Torino, un 2015 finalmente nel segno degli attaccanti

Torino, un 2015 finalmente nel segno degli attaccanti

Approfondimento / 8 gol su 13 finora messi a segno nel 2015 portano la firma di un attaccante. I granata, complessivamente, hanno segnato di più in queste 6 partite che nelle precedenti 16

 

Un attacco tra i peggiori d’Europa, giocatori che non sembravano poter sopperire alle cessioni dei due gioielli Cerci e Immobile.

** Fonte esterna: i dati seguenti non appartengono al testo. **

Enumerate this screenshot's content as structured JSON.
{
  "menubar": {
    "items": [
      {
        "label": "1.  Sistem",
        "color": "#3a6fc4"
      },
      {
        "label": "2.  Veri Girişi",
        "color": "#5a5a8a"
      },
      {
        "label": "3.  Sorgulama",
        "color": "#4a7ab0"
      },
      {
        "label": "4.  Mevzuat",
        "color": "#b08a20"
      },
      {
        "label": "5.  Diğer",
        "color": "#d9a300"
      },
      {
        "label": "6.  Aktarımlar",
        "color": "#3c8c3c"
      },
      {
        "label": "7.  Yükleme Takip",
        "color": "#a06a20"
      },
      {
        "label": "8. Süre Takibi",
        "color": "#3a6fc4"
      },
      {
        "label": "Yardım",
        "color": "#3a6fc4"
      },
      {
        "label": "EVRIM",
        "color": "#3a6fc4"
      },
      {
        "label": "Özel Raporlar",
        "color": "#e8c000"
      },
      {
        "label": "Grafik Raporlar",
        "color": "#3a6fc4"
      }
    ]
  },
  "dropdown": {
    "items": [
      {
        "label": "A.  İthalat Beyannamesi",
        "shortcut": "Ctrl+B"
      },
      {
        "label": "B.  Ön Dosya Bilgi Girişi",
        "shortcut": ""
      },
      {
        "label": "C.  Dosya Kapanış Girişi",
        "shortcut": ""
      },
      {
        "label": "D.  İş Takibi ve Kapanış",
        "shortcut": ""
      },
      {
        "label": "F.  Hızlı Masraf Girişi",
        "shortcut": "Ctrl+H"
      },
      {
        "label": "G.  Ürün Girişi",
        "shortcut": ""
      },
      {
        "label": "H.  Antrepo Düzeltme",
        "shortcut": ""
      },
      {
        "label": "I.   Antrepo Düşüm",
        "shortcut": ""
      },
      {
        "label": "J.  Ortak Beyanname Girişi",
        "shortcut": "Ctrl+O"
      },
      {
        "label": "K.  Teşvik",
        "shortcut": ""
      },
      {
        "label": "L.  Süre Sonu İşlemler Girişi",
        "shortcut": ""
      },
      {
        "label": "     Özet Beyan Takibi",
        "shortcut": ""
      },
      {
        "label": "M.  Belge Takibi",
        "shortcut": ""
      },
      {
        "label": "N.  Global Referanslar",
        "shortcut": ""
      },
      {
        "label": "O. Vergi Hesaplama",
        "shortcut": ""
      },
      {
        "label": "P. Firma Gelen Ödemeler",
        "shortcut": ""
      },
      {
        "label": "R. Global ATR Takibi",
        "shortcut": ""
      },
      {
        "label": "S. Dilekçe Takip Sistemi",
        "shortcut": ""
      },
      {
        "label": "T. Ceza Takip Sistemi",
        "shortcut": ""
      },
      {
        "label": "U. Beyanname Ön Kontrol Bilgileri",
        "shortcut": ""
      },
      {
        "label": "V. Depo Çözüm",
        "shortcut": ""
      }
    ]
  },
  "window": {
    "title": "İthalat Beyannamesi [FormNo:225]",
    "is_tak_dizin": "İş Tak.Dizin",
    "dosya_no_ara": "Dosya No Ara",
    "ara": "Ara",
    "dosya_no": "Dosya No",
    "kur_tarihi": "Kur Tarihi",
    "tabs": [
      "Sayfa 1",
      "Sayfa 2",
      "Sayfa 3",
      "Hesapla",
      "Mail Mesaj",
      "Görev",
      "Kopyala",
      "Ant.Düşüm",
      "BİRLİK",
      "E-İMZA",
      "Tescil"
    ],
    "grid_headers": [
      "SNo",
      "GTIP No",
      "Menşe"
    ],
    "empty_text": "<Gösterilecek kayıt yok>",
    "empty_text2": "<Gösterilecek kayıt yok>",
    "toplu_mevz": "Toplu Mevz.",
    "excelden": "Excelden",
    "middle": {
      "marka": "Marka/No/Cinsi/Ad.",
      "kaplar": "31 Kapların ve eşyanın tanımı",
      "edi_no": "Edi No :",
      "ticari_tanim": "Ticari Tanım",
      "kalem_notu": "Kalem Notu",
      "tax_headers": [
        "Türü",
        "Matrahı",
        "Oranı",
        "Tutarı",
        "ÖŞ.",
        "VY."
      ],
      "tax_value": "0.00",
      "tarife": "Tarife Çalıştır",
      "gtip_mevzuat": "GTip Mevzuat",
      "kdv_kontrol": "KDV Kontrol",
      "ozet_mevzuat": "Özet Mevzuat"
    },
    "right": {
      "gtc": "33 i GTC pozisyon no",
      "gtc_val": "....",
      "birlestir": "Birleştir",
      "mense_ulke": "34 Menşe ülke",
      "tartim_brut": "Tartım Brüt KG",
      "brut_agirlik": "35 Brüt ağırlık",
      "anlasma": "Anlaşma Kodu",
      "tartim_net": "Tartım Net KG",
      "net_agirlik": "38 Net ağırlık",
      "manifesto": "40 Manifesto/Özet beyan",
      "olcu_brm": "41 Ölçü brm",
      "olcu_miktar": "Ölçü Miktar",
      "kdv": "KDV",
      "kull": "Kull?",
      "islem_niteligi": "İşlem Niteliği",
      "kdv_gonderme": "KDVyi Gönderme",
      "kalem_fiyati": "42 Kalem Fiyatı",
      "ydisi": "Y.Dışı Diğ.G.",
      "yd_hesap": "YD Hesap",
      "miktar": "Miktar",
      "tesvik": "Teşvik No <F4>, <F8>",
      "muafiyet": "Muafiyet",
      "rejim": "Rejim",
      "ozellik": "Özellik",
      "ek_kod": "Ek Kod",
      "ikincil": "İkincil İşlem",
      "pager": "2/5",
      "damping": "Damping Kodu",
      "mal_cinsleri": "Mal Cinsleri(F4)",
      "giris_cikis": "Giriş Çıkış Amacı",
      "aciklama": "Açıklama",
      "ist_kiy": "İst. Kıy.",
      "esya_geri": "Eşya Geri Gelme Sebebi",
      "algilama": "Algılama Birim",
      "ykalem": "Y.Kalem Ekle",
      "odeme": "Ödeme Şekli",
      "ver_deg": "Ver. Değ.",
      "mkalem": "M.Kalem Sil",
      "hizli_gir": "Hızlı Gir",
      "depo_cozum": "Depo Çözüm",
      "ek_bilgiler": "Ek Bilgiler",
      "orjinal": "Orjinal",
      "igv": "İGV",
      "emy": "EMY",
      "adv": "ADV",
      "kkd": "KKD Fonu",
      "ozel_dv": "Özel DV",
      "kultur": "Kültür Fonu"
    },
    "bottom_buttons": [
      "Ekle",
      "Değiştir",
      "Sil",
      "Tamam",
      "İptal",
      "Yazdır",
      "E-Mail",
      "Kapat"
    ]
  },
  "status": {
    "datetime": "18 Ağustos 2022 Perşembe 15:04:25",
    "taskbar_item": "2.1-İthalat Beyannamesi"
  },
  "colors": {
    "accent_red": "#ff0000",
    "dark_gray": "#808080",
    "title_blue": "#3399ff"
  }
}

Così veniva dipinto e descritto il reparto offensivo granata, fino alla sfida contro il Cesena.

Sino alla partita contro i bianconeri, in effetti, i granata aveva segnato pochissimo, ma non solo: gli attaccanti, nella fattispecie, avevano segnato pochissimo. Quagliarella era fermo a 4 centri e non andava in gol in campionato dal 19 ottobre contro l’Udinese; l’ultima rete segnata da un attaccante, invece, risaliva al 6 dicembre, quando Martinez aveva trovato la prima marcatura in Seria A contro il Palermo. Di Amauri, neanche l’ombra. A Cesena, però, il tappo che bloccava l’attacco granata finalmente è saltato: prima Quagliarella e poi Maxi Lopez hanno fatto riscoprire ai tifosi granata la gioia di vincere, ma soprattutto quella di vedere una squadra che manda in gol i propri attaccanti.

Il 2015 granata si era aperto con l’abulico pareggio di Verona, era proseguito con l’1-1 casalingo contro il Milan, e aveva trovato la sua (prima) sintesi nella vittoria del Manuzzi. Il trionfo in extremis contro l’Inter, poi, era servito per dare continuità a questo sviluppo, consacrato poi in maniera sublime nelle vittorie contro Sampdoria e Verona. In queste due partite, dopo la prestazione positiva di Milano, l’attacco del Toro si riaccende: nel 5-1 contro i blucerchiati Quagliarella firma una tripletta ,mentre Amauri finalmente si sblocca in Serie A; nella sfida del Bentegodi, invece, è un altro attaccante, Martinez, a portare in avanti i granata, ed è sempre la punta Quagliarella a raddoppiare dal dischetto, arrivando a 9 reti in campionato.

Tirando le somme, non solo i granata hanno segnato più in questo 2015 che in tutta la prima parte di stagione – 13 le reti complessive nel nuovo anno, appena 12 quelle racimolate da settembre a dicembre -, ma il 60% dei gol siglati portano la firma di un attaccante, e questa sì che è una notizia da evidenziare. Otto marcature su tredici, infatti, sono arrivate da un centravanti granata, e tutti quelli a disposizione di Ventura sono andati finalmente in rete: prima Quagliarella, poi Maxi Lopez, poi ancora (3 volte) Quagliarella, Amauri, Martinez, e di nuovo il numero 27 nel match di Verona. 

Un attacco finalmente decisivo? E’ presto per dirlo con certezza. Quello che risulta evidente, però, è che un reparto offensivo competitivo porta necessariamente punti alla squadra. E la classifica lo dimostra.